Curiosamente, el mismo partido que denunció a una concejal de Vox en Valencia por comentarios similares, aquí calla.
Veremos si la Fiscalía de Delitos de Odio actúa con el mismo criterio y demuestra su independencia.
MISLATA
El alcalde de Mislata no está en el punto de mira del progresismo por el caso de las niñas fallecidas en el accidente del hinchable, ocurrido hace cuatro años.
¿La diferencia?
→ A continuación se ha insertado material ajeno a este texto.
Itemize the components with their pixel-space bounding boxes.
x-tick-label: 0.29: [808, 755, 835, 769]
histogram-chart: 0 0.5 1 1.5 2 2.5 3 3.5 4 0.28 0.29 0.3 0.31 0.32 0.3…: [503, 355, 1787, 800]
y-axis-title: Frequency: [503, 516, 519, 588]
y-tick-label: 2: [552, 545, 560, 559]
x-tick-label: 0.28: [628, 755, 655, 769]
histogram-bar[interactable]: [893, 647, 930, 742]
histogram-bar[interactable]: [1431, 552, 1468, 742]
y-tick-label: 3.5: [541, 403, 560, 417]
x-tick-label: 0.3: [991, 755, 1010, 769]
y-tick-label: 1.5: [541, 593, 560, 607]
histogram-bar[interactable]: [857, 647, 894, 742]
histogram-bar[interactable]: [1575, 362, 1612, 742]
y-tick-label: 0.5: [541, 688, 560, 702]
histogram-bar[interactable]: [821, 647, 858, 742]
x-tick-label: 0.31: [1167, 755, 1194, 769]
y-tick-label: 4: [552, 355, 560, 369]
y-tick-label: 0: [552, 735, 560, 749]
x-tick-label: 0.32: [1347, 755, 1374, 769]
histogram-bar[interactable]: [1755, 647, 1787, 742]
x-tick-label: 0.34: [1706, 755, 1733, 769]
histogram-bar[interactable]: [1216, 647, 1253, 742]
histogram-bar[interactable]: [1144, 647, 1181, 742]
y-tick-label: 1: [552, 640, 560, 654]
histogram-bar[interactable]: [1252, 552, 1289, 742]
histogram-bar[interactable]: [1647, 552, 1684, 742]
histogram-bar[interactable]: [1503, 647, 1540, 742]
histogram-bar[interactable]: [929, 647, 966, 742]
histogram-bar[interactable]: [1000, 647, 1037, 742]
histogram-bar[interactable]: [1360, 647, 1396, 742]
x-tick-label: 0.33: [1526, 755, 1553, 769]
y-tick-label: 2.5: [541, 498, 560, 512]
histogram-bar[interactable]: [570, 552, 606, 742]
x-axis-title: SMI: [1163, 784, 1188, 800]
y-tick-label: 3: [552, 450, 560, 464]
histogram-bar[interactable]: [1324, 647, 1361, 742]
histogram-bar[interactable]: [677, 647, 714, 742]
Es del PSOE.
Los padres siguen luchando prácticamente solos, sin apoyo político ni mediático.
Si el gobierno municipal hubiera sido de derechas, habría manifestaciones constantes y una presión mediática brutal, como ocurre en otros casos.
BURJASOT
Circula un vídeo de una charla feminista en el Tívoli donde, al ser cuestionadas por no denunciar con la misma contundencia violaciones cometidas por extranjeros, las ponentes reaccionan insultando a una asistente.
Romper el relato no está permitido.
Quizá el Ayuntamiento debería vigilar mejor en qué se gasta el dinero público: imponer una ideología sin permitir el debate no es sano ni democrático.
Todo esto demuestra que, aunque algunos medios callen, el malestar ciudadano crece:
pérdida de bienestar, deterioro de los servicios públicos y una desconfianza cada vez mayor hacia unos políticos en los que muchos ya no creen.